To be safe, I am now using

def __eq__(self, other):
    if isinstance(other, OrderedSet):
        return len(self) == len(other) and list(self) == list(other)
    return False
Emil Wall 11 years, 8 months ago  # | flag

Thank you Raymond for a great piece of code!

I rewrote the __eq__ method body to the following:

return isinstance(other, OrderedSet) and list(self) == list(other)

This ensures that the relation is symmetric (except for classes that inherits from this class and overrides the __eq__ method, to be protected from that you need a can_equal method). Also, we get rid of the redundant len(self) == len(other) check and it fits on one line while still being readable (IMO).
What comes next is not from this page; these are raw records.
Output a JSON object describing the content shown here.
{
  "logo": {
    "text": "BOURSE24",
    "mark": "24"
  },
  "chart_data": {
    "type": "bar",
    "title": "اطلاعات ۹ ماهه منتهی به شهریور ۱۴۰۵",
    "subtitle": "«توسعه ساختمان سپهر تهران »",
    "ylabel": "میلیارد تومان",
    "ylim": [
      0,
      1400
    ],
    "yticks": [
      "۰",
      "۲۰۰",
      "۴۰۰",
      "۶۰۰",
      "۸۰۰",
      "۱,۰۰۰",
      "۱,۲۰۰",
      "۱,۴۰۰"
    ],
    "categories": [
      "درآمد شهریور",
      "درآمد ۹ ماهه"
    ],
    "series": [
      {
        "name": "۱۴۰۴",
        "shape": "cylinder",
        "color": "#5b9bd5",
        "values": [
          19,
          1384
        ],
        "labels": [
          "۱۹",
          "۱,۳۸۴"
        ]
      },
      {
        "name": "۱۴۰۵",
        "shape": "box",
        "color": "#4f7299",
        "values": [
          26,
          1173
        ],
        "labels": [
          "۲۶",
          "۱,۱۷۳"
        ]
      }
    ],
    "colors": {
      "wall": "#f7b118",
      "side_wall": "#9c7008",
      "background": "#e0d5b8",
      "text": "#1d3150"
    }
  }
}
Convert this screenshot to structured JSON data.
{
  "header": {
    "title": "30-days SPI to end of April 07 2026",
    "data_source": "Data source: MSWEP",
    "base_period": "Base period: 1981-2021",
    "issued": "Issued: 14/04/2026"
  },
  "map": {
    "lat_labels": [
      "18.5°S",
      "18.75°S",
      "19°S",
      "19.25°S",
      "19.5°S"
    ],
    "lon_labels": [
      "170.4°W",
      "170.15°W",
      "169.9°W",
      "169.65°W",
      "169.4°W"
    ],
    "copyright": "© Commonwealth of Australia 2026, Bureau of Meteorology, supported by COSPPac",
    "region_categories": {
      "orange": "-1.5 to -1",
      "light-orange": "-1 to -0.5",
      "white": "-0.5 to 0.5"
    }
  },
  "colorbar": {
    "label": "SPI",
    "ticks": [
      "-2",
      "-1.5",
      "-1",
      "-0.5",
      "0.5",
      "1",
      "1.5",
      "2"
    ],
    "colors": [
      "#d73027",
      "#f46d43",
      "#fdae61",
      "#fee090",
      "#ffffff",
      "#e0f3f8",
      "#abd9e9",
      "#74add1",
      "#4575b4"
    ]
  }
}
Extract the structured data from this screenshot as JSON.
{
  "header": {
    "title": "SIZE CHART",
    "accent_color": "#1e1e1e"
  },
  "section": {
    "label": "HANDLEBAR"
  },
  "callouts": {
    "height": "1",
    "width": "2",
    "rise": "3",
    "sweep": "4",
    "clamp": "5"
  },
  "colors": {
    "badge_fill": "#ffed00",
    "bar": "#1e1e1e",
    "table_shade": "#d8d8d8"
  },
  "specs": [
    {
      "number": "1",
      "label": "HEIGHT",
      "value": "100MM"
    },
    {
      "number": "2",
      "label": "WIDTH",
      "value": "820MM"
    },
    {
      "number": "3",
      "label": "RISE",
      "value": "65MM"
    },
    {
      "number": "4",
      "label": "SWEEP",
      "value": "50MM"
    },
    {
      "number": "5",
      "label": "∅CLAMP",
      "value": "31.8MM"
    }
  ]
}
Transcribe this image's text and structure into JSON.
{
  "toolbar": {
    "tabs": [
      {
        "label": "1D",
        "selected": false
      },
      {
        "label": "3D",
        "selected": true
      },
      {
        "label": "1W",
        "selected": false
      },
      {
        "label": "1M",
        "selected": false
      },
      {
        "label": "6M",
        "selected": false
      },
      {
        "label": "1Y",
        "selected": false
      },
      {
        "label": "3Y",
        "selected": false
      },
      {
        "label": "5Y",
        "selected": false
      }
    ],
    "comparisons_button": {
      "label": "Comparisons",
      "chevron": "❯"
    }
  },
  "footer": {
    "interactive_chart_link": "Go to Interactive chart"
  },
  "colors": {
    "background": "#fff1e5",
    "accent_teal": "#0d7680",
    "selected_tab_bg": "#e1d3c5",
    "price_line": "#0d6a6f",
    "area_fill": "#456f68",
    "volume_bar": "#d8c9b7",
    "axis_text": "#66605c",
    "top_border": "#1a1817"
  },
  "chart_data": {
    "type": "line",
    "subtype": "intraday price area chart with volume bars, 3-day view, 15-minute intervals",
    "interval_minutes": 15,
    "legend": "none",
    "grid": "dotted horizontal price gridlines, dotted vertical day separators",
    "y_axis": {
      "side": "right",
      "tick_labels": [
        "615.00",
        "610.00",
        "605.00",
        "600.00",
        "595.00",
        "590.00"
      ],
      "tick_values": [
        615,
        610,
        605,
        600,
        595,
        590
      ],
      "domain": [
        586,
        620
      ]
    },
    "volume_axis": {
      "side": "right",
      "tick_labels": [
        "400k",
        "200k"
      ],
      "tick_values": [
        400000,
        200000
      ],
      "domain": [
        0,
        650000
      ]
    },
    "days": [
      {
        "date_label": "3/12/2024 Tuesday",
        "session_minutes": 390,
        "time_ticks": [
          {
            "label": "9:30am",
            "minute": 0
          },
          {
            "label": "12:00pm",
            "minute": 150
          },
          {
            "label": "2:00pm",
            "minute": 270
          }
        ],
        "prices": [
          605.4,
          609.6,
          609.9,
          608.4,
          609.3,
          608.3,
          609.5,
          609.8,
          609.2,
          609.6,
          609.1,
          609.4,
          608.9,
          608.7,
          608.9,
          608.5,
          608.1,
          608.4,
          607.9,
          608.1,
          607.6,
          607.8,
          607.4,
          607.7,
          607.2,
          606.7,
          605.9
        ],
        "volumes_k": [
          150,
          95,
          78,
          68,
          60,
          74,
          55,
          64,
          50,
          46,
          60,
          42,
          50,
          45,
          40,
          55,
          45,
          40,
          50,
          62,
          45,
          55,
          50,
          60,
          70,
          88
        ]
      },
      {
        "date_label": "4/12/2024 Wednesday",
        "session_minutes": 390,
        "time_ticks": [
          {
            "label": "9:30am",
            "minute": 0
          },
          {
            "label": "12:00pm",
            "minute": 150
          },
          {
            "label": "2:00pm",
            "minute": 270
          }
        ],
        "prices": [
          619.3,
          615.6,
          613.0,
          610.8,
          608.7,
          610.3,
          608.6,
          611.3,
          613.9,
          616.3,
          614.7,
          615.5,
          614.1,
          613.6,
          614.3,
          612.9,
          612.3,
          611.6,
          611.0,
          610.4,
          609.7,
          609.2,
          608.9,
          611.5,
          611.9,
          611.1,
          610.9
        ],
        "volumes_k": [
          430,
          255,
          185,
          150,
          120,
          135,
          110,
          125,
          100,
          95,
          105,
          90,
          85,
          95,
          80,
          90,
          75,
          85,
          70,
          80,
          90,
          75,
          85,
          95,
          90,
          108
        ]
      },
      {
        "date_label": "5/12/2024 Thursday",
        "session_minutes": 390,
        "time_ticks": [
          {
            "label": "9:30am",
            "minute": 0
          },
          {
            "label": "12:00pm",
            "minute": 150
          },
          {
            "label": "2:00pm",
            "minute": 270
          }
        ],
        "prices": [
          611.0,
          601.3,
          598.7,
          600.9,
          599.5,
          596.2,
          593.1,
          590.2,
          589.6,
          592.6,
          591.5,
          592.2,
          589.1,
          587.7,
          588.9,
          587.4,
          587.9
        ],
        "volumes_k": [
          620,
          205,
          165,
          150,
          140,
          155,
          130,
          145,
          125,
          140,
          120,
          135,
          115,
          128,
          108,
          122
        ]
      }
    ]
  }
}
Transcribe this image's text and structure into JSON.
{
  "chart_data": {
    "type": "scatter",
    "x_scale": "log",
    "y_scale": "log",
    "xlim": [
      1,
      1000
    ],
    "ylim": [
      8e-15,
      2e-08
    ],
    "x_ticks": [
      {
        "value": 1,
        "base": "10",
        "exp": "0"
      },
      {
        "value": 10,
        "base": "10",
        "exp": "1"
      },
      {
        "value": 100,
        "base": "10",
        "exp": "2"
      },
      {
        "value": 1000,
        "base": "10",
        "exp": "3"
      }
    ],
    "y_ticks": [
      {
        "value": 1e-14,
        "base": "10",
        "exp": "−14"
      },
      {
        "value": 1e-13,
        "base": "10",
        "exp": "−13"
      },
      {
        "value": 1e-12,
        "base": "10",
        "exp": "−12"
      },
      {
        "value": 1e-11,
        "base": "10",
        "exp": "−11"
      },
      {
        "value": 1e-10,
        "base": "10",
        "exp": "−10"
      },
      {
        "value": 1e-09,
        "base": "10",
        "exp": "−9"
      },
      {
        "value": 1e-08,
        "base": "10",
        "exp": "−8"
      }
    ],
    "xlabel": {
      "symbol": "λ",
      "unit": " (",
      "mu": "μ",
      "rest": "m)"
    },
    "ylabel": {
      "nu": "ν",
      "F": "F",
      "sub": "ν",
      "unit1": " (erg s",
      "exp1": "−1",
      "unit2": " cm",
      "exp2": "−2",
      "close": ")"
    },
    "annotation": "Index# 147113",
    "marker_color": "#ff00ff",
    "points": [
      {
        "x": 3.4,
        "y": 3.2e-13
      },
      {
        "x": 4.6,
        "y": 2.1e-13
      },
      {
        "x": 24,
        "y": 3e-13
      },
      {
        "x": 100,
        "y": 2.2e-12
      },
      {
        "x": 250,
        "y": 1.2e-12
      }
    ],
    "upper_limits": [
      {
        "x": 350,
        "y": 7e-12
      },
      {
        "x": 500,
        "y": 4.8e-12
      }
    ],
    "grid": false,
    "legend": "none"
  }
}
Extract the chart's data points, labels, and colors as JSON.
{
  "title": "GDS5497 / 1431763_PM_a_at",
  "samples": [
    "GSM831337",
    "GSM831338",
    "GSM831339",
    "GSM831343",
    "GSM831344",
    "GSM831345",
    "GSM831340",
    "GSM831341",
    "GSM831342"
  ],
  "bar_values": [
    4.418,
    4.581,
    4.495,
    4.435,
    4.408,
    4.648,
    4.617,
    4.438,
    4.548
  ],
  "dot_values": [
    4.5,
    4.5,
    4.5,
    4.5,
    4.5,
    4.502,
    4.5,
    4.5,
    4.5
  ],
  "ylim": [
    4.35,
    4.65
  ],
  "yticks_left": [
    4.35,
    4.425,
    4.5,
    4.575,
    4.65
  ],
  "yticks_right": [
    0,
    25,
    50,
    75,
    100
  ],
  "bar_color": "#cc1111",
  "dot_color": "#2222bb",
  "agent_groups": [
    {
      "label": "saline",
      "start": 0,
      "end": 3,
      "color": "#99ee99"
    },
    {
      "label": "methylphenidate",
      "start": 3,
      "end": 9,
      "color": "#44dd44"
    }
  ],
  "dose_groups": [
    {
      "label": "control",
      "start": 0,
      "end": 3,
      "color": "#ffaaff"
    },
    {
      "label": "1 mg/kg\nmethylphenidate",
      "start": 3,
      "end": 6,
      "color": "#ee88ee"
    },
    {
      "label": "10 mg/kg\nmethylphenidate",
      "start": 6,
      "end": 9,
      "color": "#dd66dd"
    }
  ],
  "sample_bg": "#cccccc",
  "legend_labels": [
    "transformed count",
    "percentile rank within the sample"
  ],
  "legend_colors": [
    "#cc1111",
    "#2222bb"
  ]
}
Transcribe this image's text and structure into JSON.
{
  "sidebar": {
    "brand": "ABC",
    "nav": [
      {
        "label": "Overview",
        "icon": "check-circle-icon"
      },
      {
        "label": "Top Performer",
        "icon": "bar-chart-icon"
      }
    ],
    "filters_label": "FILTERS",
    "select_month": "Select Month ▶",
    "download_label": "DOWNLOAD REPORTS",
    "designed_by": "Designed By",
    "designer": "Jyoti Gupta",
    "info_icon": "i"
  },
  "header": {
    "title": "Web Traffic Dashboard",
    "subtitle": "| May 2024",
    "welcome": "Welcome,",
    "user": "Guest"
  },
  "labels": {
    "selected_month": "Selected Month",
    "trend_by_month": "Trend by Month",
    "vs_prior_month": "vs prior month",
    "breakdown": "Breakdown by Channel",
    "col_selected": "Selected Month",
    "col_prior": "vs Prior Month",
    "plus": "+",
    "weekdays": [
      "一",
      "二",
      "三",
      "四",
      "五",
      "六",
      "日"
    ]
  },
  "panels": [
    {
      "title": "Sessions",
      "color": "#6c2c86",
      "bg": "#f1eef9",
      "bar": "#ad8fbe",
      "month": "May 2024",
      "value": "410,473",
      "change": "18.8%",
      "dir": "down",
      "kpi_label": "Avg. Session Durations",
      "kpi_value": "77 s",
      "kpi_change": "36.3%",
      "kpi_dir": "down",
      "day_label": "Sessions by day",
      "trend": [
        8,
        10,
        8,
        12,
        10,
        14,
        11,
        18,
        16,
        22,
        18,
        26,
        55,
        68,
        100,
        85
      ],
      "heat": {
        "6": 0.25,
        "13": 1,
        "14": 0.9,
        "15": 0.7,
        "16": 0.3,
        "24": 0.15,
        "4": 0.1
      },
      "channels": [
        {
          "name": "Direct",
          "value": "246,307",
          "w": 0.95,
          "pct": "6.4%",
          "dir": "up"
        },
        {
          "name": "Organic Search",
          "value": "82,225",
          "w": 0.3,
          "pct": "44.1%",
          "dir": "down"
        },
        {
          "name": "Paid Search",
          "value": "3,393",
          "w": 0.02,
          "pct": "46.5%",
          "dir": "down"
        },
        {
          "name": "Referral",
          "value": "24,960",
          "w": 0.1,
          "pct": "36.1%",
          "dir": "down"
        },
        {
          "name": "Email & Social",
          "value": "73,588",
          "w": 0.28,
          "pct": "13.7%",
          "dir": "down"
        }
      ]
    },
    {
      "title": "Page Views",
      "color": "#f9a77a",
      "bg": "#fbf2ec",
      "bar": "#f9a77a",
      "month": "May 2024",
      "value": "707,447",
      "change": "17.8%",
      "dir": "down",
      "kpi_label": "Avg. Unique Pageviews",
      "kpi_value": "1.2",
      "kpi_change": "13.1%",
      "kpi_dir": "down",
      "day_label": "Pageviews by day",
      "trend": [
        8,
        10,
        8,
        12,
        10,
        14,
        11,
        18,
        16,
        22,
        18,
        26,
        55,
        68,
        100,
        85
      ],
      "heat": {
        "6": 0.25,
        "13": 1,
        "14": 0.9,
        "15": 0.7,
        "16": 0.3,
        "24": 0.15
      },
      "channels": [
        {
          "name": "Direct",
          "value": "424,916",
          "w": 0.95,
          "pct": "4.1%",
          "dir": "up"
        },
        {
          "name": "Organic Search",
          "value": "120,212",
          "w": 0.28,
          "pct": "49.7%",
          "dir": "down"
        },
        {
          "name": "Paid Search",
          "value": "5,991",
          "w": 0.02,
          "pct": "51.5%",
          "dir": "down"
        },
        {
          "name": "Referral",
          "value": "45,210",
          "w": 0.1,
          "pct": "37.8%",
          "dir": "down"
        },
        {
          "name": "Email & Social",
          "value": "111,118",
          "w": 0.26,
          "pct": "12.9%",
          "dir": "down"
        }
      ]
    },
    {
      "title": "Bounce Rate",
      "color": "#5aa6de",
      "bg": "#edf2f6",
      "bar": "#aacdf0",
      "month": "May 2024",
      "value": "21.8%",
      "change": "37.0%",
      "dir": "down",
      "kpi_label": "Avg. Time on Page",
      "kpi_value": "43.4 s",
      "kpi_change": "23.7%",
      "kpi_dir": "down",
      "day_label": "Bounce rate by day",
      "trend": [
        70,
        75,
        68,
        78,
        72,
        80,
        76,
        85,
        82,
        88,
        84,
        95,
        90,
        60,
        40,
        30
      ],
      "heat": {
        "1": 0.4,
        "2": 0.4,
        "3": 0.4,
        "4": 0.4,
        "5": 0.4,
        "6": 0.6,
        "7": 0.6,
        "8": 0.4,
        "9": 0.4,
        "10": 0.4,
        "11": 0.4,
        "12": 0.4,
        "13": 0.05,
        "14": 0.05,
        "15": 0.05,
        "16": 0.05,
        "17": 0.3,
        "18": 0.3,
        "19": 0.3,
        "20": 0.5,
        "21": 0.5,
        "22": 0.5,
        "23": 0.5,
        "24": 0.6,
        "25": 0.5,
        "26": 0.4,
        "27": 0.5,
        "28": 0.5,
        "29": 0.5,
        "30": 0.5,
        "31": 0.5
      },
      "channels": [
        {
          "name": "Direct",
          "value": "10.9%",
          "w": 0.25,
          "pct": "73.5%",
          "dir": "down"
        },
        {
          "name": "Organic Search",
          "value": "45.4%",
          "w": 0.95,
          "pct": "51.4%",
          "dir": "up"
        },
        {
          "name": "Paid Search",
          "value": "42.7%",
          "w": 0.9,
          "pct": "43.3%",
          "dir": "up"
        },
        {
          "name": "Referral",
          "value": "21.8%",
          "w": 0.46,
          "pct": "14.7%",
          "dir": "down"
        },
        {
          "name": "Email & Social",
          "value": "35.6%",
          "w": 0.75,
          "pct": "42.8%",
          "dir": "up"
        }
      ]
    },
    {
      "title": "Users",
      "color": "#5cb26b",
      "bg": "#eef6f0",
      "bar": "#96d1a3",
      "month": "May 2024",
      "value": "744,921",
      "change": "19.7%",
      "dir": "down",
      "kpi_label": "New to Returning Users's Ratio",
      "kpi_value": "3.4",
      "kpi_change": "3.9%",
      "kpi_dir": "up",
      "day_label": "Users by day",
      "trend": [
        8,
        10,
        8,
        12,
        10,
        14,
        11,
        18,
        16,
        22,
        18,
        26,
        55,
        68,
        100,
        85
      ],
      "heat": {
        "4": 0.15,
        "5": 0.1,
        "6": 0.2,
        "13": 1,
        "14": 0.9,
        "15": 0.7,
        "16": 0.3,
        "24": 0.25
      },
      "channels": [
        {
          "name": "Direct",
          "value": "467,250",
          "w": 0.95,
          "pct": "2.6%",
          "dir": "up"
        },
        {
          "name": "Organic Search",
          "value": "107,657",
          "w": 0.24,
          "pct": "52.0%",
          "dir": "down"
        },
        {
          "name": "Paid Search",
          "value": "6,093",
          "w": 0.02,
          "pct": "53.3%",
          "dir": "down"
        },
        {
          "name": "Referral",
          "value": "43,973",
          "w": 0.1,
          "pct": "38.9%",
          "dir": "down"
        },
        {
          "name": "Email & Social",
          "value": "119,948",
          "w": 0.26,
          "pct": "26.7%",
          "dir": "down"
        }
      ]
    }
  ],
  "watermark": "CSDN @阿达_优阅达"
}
I also added some documentation that might be helpful. I'm sorry that the formatting got all messed up...

class OrderedSet
"""A set of unique items that preserves the insertion order.

Created by: Raymond Hettinger
Version: 2009-03-19
Licence: http://opensource.org/licenses/MIT
Source: http://code.activestate.com/recipes/576694/

An ordered set is implemented as a wrapper class for a dictionary
implementing a doubly linked list. It also has a pointer to the last item
in the set (self.end) which is used by the add and _iterate methods to add 
items to the end of the list and to know when an iteration has finished,
respectively."""

__init__
    """Creates an ordered set.
    iterable -- A mutable iterable, typically a list or a set, containing
                initial values of the set. If the default value (None) is
                used, the set is initialized as empty."""    

__len__
    """Returns the number of items in this set."""

__contains__
    """Returns true if item is in this set; false otherwise."""

add
    """Adds an item to the end of this set."""

discard
    """Finds and discards an item from this set, amortized O(1) time."""

_iterate
    """Internal generator method to iterate through this set.
    iter_index -- If 1, the set is iterated in reverse order. If 2, the set
                  is iterated in order of insertion. Else IndexError."""

__iter__
    """Returns a generator object for iterating the set in the same order
    as its items were added."""

__reversed__
    """Returns a generator object for iterating the set, beginning with the
    most recently added item and ending with the first/oldest item."""

pop
    """Discards the first or last item of this set.
    last -- If True the last item is discarded, otherwise the first."""

__repr__
    """Returns a string representing this set. If empty, the string
    returned is 'OrderedSet()', otherwise if the set contains items a, b
    and c: 'OrderedSet([a, b, c])'"""

__eq__
    """Returns True if other is an OrderedSet containing the same items as
    other, in the same order."""

__del__
    """Destructor, clears self to avoid circular reference which could
    otherwise occur due to the doubly linked list."""
Chris Smith 11 years, 6 months ago  # | flag

MutableSet is not part of collections in Python 2.4 (it was added in 2.7?) and updating a set with |= will fail if the rhs is a list. So __init__ can use .update(iterable) instead.

Chris Smith 11 years, 5 months ago  # | flag

For that __eq__ test how about,

if not isinstance(other, OrderedSet):
    return False
for a, b in zip(self, other):
    if a != b:
        return False
return True

This avoids creating the entire lists.